The simplest explanation for their appearance is what is known as Rayleigh-Benard convection. This classic form of convection can be seen between two horizontal, flat plates separated by a thin liquid layer: Heat up the bottom and warm liquid rises, pushing cold liquid near the top downward. The updrafts and downdrafts mold the liquid into vertical walls. If the bottom heats uniformly, the flow causes the top surface to break up into hexagonal cells, looking like a honeycomb. A honeycomb structure, it turns out, is one of the most effective way to transfer heat.
This occurs on a large scale in our atmosphere from the surface up to a couple kilometers (less than two miles). But the earth's ocean is not a uniform surface and it doesn't warm the atmosphere evenly from below. That's one reason why open-cell clouds do not organize into perfect hexagons.
Also, the atmosphere is much more complex than a laboratory experiment. Other factors interfere with this type of convection such as aerosols, tiny particles of dirt around which cloud drops form. The number of aerosols determines the size of cloud drops and whether to form rain. To test the role of aerosols and rain, the international team led by Feingold at NOAA's Earth System Research Laboratory in Boulder, Colo., used computer simulations and satellite images to explore how open-cell clouds develop and oscillate.
The team also looked at satellite images of real clouds. They used pictures of cloud fields at different times and corrected for them being blown about by wind flowing horizontally. Over time, they saw bright white spaces replaced by dark empty ones, and again replaced by bright whiteness. The team's computer model had replicated these oscillating light-dark cycles.

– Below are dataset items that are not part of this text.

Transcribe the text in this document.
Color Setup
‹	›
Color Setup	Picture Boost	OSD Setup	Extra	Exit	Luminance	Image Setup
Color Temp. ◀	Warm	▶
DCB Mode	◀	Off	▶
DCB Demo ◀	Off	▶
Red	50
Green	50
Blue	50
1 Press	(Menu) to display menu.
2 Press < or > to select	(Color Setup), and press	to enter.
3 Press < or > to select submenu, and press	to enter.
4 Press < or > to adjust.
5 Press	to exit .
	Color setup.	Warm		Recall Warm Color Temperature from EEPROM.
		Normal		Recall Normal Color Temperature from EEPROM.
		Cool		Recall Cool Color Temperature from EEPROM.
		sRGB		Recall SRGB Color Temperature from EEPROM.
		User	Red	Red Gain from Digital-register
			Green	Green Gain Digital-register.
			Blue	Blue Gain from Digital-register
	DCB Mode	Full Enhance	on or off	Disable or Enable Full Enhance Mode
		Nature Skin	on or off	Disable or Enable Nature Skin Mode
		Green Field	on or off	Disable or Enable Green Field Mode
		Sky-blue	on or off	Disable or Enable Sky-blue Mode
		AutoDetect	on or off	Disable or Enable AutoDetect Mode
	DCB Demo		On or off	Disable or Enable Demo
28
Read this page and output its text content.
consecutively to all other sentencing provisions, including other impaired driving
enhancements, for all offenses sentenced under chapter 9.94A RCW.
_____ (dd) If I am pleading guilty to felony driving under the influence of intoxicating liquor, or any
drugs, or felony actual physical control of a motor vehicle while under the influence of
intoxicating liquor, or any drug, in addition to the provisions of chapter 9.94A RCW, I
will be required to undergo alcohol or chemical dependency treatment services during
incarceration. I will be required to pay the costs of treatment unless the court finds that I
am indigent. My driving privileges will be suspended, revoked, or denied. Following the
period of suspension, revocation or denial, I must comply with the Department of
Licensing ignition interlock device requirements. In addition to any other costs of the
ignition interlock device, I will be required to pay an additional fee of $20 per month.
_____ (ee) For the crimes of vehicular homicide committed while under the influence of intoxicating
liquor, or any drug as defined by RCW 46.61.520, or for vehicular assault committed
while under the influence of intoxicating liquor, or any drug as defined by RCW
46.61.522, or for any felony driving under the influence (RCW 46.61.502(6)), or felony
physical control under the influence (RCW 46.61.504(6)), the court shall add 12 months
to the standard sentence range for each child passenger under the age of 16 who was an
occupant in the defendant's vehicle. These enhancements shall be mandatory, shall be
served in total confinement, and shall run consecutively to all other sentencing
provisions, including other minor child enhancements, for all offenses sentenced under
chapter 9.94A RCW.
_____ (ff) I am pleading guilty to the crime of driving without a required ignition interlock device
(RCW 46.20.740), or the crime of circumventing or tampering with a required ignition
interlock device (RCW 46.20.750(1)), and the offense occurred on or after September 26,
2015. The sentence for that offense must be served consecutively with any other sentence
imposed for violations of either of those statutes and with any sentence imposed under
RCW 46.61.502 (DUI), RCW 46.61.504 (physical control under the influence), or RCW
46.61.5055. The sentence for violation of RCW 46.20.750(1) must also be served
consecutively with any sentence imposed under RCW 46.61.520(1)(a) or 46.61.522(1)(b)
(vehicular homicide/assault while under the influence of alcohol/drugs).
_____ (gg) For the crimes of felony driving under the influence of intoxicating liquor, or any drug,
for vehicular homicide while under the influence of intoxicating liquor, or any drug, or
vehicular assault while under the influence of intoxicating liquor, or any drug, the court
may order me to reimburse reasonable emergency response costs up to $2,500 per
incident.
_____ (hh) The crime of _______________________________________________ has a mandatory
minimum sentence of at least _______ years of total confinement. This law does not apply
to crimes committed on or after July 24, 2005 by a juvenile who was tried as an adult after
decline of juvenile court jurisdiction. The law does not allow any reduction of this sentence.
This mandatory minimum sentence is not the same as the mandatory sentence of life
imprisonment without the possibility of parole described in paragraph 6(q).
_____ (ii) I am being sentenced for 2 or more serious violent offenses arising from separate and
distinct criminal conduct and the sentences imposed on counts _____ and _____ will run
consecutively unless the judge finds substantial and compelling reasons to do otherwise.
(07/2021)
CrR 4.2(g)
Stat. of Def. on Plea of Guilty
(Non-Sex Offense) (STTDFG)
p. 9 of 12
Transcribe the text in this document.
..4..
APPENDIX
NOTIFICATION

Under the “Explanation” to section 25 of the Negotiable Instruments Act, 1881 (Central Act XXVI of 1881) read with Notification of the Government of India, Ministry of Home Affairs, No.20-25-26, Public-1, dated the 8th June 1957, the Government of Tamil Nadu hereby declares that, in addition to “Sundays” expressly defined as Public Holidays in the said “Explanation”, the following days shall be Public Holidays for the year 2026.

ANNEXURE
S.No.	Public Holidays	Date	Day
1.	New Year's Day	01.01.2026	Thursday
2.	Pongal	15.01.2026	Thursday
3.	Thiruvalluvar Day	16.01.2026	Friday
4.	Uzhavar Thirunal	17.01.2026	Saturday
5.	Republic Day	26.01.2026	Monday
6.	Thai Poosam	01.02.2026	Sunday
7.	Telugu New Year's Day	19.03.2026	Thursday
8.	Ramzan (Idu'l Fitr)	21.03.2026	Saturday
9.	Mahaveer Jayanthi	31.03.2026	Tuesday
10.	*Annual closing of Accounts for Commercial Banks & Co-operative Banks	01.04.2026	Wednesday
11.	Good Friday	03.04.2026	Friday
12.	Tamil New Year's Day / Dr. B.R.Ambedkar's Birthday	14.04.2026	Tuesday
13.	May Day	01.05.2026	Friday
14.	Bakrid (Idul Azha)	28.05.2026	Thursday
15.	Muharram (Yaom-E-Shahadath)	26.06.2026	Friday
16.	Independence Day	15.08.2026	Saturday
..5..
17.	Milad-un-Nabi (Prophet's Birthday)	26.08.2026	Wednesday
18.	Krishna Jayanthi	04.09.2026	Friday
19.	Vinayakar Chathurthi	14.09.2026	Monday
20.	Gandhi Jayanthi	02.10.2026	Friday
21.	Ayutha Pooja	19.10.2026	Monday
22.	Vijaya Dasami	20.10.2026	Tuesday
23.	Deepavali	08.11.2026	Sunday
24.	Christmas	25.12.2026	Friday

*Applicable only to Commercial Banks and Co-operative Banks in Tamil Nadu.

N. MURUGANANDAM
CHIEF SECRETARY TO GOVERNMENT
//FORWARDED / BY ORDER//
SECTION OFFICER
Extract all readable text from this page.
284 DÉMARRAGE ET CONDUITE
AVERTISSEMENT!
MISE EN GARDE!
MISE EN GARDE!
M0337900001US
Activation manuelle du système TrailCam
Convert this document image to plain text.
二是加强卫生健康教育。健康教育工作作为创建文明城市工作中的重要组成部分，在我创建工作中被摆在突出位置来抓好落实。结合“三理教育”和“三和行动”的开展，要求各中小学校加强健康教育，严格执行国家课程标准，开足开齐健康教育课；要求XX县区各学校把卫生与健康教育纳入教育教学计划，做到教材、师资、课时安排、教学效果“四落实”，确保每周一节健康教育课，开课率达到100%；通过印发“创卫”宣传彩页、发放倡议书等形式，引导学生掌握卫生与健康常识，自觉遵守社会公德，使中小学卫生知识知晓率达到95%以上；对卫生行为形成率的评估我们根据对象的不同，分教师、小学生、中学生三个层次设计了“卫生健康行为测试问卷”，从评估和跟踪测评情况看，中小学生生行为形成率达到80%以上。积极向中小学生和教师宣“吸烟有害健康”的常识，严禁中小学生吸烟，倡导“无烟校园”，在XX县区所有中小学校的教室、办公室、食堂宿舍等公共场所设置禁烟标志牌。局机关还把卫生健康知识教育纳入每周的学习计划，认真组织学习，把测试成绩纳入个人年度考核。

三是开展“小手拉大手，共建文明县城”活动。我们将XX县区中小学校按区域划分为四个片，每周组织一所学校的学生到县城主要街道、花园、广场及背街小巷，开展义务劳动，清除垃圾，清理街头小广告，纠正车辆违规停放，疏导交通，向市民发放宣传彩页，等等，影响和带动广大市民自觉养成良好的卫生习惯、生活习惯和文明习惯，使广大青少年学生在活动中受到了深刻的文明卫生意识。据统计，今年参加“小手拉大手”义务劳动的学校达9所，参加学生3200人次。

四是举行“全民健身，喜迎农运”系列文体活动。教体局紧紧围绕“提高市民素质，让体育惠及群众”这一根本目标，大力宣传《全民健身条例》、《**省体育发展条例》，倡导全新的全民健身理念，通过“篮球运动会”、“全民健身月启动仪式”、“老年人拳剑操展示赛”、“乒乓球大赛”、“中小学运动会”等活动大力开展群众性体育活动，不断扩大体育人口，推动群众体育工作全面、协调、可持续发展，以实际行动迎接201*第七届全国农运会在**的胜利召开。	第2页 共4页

Wind and rain measurements also supported the simulation. Instruments on a ship on the ocean measured wind up to one kilometer high. The data showed outflows from rain in different parts of the sky collide at the ocean surface and flow back up. Instruments that measured precipitation showed periodic rainfall that coincided with the shifting cloud pattern.
Taken together, the set of experiments showed that rain causes open-cell clouds to form spontaneously, oscillate in the sky and resist change in the overall pattern. These are three characteristics of complex systems that self-organize and form a cell structure, such as flocks of birds or bubbles on a boiling surface.